Zoketsu Norman Fischer was at the Brooklyn Zen Center last night and I was anxious to go. I was a few hours outside New York City on Sunday morning, and all day I was restless and rushing and arguing with the person I perceived as holding me back from getting into New York so I could go. It was a very hot and humid day, which didn’t help anybody’s mood. In the end it happened that I didn’t make it to the talk. Late last night in a very bad mood I sat down and happened to pick up Kazuaki Tanahashi‘s Enlightenment Unfolds and came across this gem that almost made up for my disappointment in missing the talk, and my disappointment with myself:
As an aside to a dharma talk, Dogen said, ‘Even when you are clearly correct and others are mistaken, it is harmful to argue and defeat them. On the other hand, if you admit fault when you are right, you are a coward. It is best to step back, neither trying to correct others nor conceding to mistaken views. If you don’t react competitively and let go of the conflict, others will also let go of it without harboring ill will. This is above all something you should keep in mind.’ (“Informal Talks,” Enlightenment Unfolds, p. 51. © Shambhala 2000)

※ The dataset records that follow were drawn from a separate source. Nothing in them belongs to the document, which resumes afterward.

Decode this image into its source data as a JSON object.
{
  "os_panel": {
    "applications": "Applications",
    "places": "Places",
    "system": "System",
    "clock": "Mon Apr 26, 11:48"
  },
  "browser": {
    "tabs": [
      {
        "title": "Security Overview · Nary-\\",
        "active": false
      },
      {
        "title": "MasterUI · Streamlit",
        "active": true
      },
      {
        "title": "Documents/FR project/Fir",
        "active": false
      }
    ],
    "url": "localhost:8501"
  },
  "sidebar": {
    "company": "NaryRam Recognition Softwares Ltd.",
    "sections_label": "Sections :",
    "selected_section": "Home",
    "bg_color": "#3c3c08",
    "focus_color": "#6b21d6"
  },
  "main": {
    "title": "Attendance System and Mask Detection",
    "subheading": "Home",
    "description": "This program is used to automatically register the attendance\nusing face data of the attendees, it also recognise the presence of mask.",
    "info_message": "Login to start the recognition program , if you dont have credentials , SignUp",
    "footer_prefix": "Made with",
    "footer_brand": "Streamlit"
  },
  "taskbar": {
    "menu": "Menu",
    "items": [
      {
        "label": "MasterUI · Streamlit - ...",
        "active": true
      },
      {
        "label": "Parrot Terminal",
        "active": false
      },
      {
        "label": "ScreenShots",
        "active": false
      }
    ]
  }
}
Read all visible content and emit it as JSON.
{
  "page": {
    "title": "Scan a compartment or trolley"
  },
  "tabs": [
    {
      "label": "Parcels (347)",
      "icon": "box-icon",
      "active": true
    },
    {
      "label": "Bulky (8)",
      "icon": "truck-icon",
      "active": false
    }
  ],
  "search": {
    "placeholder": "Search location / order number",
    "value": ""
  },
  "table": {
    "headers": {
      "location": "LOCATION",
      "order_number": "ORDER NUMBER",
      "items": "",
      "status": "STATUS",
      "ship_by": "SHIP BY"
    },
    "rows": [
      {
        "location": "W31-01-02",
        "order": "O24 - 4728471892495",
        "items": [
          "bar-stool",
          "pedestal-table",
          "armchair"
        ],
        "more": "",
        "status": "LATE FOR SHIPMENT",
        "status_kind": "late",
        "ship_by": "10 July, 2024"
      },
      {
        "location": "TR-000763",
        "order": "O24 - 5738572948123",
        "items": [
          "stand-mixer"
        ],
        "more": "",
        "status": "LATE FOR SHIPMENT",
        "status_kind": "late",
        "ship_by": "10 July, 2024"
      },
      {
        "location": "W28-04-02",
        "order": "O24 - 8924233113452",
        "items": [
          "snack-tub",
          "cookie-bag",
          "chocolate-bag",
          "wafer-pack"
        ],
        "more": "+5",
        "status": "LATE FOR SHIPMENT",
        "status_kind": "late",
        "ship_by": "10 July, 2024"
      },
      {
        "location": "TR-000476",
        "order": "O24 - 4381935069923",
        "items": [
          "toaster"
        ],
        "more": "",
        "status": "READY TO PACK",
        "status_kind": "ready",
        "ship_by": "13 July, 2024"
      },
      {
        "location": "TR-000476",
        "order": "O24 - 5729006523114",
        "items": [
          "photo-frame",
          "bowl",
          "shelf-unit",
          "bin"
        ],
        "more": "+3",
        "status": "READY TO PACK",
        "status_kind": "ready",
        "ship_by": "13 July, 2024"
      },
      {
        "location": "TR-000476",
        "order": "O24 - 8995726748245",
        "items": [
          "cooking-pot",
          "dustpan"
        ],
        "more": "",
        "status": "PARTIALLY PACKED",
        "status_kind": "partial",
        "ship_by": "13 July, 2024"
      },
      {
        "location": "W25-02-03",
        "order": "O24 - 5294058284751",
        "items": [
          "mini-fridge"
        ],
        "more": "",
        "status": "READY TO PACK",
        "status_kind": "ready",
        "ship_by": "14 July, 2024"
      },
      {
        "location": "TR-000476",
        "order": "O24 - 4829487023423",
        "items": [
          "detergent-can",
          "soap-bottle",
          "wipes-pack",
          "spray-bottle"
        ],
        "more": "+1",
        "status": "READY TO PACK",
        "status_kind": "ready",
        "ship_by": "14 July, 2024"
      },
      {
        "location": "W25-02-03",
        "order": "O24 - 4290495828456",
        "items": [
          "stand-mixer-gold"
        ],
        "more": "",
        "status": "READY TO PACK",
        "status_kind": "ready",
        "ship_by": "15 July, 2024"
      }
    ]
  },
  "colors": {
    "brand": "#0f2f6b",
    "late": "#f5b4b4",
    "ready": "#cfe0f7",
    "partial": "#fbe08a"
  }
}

I’m not sure Dogen’s strategy would have gotten me what I wanted—of course. The day before yesterday I spoke with my cousin, who was in a bitter argument with his mother over something that seemed pretty unimportant to me but that had hurt a lot of feelings. He told me his side of the story and his case seemed just. I thought, Your mother might die unexpectedly and then you’ll feel bad that you held this grudge. But I didn’t say it because it didn’t seem like such a relevant argument: The person you’re arguing with might always die suddenly! I had no good advice to give him and ended up just making him feel justified in holding his position.